Industriestrompreis – nur ein Tropfen auf den heißen Stein

Das Bundeswirtschaftsministerium hat angekündigt, dass der staatliche Industriestrompreis nun doch ab Januar 2026 gelten soll, um energieintensive Industriezweige zu entlasten, die auf internationaler Ebene konkurrieren und unter den hohen Strompreisen im Inland leiden. Die tatsächliche Entlastung dürfte jedoch nicht mehr als ein Tropfen auf den heißen Stein sein – viel wichtiger wären strukturelle Reformen.
 

Das Bild zeigt zwei Diagramme, die Stromkosten und deren Aufteilung in Deutschland darstellen. 

Das linke Diagramm vergleicht die Industriestrompreise in Deutschland mit anderen Ländern, angegeben in Cent/kWh. Deutschland hat höhere Stromkosten im Vergleich zu Ländern wie den USA, China und Kanada.

Das rechte Diagramm zeigt die Bestandteile der Stromkosten für die Industrie in Deutschland von 2020 bis 2025, einschließlich Beschaffung, Vertrieb, Marge, sowie Umlagen, Steuern, Netzentgelte und Abgaben. Es veranschaulicht, wie diese Elemente über die Jahre variieren und welchen Anteil sie an den Gesamtkosten haben.

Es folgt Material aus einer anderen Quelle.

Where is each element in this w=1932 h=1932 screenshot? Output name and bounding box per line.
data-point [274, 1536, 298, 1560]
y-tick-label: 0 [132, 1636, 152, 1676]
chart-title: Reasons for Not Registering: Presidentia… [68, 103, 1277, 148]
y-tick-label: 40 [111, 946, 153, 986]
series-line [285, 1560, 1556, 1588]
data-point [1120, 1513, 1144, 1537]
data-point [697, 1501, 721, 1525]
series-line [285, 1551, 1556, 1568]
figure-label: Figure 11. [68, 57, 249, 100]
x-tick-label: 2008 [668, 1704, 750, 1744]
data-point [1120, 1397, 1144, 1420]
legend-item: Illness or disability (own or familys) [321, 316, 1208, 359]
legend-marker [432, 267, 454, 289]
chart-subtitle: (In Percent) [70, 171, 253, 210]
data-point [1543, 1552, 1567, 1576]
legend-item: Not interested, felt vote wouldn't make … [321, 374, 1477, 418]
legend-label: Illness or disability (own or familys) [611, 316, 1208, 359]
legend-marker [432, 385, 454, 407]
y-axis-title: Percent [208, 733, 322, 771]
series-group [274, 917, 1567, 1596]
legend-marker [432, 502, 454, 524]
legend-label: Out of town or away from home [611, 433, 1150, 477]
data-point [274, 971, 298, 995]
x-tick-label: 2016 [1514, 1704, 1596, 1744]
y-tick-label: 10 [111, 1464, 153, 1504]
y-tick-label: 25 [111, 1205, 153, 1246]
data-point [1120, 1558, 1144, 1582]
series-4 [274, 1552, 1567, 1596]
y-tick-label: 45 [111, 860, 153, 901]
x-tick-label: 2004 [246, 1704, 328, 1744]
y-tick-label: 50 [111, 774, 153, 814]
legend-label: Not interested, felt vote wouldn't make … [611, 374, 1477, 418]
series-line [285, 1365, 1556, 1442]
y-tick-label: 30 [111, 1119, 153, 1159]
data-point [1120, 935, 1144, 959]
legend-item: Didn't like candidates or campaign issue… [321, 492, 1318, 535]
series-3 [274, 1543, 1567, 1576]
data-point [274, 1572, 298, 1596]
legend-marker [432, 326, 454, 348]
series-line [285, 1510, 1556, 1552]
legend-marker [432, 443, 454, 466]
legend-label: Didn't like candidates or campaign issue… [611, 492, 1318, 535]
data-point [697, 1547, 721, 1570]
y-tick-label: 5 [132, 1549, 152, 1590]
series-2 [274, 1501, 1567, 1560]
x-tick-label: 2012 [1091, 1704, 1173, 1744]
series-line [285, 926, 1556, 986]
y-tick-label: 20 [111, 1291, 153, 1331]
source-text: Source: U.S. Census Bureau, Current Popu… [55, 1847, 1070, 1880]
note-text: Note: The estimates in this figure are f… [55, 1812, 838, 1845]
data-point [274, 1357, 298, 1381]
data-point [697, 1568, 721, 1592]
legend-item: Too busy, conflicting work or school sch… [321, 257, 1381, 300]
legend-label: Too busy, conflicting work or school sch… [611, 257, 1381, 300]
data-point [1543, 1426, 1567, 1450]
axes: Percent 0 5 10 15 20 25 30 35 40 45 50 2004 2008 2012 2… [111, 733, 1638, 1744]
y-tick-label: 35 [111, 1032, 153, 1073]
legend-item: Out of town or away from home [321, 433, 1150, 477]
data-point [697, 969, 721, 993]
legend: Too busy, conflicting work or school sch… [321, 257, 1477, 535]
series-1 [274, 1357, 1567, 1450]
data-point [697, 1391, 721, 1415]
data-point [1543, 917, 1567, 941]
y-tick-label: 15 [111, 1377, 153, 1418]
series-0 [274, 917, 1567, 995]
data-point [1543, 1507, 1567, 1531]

Das Bundesministerium für Wirtschaft und Energie plant die Einführung eines staatlich geförderten Industriestrompreises ab Januar 2026. Damit wird ein zentrales industriepolitisches Vorhaben umgesetzt, das darauf abzielt, die Wettbewerbsfähigkeit besonders stromintensiver und international exponierter Industriebranchen zu stabilisieren. Hintergrund sind anhaltend hohe Strompreise in Deutschland, die auch Jahre nach der Energiekrise 2022 über dem europäischen Durchschnitt liegen und energieintensive Unternehmen deutlich belasten.

 

Kern des Instruments ist ein staatlicher Zuschuss, der die Differenz zwischen dem Großhandelspreis und einem politisch definierten Zielpreis – vielfach mit rund fünf Cent je Kilowattstunde beziffert – teilweise ausgleicht. Die Maßnahme unterliegt strengen beihilferechtlichen Vorgaben der EU: Sie ist auf maximal drei Jahre begrenzt, gilt nur für bis zu 50% des Stromverbrauchs und verpflichtet die begünstigten Unternehmen, mindestens die Hälfte der erhaltenen Mittel in Maßnahmen zur nachhaltigen Transformation zu investieren. Förderfähig sind ausschließlich besonders stromintensive Sektoren im internationalen Wettbewerb, darunter Chemie, Stahl, Nichteisenmetalle, Glas, Papier und Baustoffe. Die Finanzierung erfolgt über den Klima- und Transformationsfonds; die Gesamtkosten werden auf rund 3,1 Milliarden Euro geschätzt.

 

Aus wirtschaftspolitischer Perspektive adressiert der Industriestrompreis zwar ein reales Wettbewerbsproblem, seine Wirksamkeit bleibt jedoch begrenzt. Der Kreis der Begünstigten ist eng gefasst, während zahlreiche ebenfalls energieintensive Unternehmen ausgeschlossen bleiben. Zudem besteht für viele anspruchsberechtigte Betriebe bereits Zugang zur Strompreiskompensation für indirekte CO₂-Kosten, wodurch der zusätzliche Entlastungseffekt weitgehend ausbleibt. Die tatsächliche Entlastung fällt darüber hinaus geringer aus, als der Zielpreis suggeriert, und ist durch zeitliche Befristungen sowie Zweckbindung stark eingeschränkt. Hinzu kommt, dass die Subvention lediglich Abhilfe bei den Beschaffungskosten verschafft und Nebenkosten unberücksichtigt bleiben. Dabei sind gerade die Belastungen durch Umlagen, Netzentgelte und Abgaben für Unternehmen in Deutschland besonders hoch.

 

Der Industriestrompreis wirkt damit primär symptomlindernd. Eine nachhaltige Sicherung der industriellen Wettbewerbsfähigkeit erfordert umfassendere Reformen des Energiesystems, insbesondere beim Ausbau erneuerbarer Energien, der Netzinfrastruktur und von Speichern sowie bei Genehmigungs- und Regulierungsstrukturen. Langfristig sind marktorientierte Instrumente und verlässliche Rahmenbedingungen entscheidend, um den Industriestandort dauerhaft zu stärken.